Though the myriad influences on American bass music come direct from home soil, it’s also been shaped by the infinite horizon of the internet. XXYYXX, real name Marcel Everett, is a 17-year-old from Orlando who felt alienated by the commercial dance music played out in local clubs. Online, he discovered Rinse FM’s archive of bass-heavy radio shows and a wealth of low-end activity during the height of post-dubstep. “Without the internet, music would be in a totally different state right now and I’d be a completely different person – and that’s the same for anyone my age,” he says. “The idea of the internet is to spread ideas.
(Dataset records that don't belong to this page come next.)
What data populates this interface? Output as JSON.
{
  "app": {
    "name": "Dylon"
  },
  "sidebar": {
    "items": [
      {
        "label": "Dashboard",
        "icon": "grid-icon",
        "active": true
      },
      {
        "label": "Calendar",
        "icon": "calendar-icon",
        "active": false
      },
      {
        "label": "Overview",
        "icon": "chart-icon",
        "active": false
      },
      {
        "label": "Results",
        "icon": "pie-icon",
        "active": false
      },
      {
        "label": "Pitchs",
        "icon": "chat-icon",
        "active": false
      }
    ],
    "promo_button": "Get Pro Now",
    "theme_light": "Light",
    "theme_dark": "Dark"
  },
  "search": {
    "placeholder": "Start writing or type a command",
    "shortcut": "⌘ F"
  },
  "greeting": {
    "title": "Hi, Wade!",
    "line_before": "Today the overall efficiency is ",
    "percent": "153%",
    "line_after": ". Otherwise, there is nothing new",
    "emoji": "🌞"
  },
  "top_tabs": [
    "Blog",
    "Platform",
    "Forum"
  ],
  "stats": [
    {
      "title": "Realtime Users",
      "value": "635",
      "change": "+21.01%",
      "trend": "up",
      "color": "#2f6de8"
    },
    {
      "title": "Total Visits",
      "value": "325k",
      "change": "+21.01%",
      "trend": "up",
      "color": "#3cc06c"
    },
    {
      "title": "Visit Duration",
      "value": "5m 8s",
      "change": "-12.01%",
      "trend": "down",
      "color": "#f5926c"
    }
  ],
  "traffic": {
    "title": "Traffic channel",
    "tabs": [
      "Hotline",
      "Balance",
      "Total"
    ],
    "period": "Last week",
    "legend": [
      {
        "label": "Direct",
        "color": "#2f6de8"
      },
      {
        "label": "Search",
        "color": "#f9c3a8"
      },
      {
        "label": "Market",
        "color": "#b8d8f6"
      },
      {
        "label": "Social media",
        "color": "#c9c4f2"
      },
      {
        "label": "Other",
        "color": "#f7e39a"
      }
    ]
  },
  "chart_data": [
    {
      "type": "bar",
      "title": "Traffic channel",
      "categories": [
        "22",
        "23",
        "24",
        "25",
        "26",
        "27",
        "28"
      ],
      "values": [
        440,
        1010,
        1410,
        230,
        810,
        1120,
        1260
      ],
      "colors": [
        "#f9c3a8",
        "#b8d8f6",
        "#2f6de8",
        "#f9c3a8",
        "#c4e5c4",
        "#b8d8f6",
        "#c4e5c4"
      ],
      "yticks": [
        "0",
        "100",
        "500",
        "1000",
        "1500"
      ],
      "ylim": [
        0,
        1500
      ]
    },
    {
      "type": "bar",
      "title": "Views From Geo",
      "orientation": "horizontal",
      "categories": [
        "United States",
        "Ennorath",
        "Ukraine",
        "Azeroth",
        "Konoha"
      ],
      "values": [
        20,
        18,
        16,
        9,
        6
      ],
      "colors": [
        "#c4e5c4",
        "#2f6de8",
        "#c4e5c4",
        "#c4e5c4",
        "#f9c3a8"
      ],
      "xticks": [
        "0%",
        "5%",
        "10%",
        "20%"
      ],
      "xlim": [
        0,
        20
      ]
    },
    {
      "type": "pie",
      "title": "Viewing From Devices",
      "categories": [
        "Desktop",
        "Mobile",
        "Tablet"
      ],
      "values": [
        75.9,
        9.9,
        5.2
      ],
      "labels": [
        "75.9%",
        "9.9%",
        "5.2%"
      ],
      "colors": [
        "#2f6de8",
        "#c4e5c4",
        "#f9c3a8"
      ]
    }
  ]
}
You take it all in and make something new.” Mixing the pitch-bent sugar rush of future garage with much-loved commercial r’n’b vocal samples, XXYYXX has already produced two LPs brimming with endorphin-fuelled bass music. His online following is huge, an internet sensation in every sense. But like other contemporary American producers, he’s not resting on his laurels. “A lot of people are starting to branch out,” he states. “The whole ‘post dubstep’ label was cool for a minute,
but I’m glad everyone’s trying to break out of that.”
The heightened level of activity in the US has become ever more audible as UK DJs cherry-pick tunes for their own sets. The eighth birthday of London bass weight sanctuary DMZ was marked by Hyperdub boss Kode9 playing a peak-time set spliced with trap and footwork. And like Plastician, fellow bass ambassador Oneman is feeding large doses of bass-driven new-skool hip hop and r’n’b into his selections. “I can incorporate this new young rap sound into what I play because it’s energetic and has a lot of sonic similarities to grime,” he says. But it’s not just one directional. American artists like Baauer, with label affiliations either side of the Atlantic (Mad Decent and LuckyMe), regularly drop UK tunes during live performances. It’s a dialogue that’s breathing life into the UK scene, and emboldening the US one.
At tonight’s sold-out show promoted by The Playground at London’s KOKO it’s clear US bass vibrations have spread to an international audience. A queue snakes round the block and Mixmag struggles to get past a scrum of 20-somethings straining to bundle past security. The hype is palpable. XXYYXX’s sleek, rolling rhythms slide straight into a quick-fire session of punishing trap from Salva. It’s his set in particular that proves the power of low-end music currently rumbling out of the States, as he pushes high pressure, piston-powered intensity on to the 1500 strong crowd. You know something’s good when it knocks the air out of your lungs, wherever it comes from.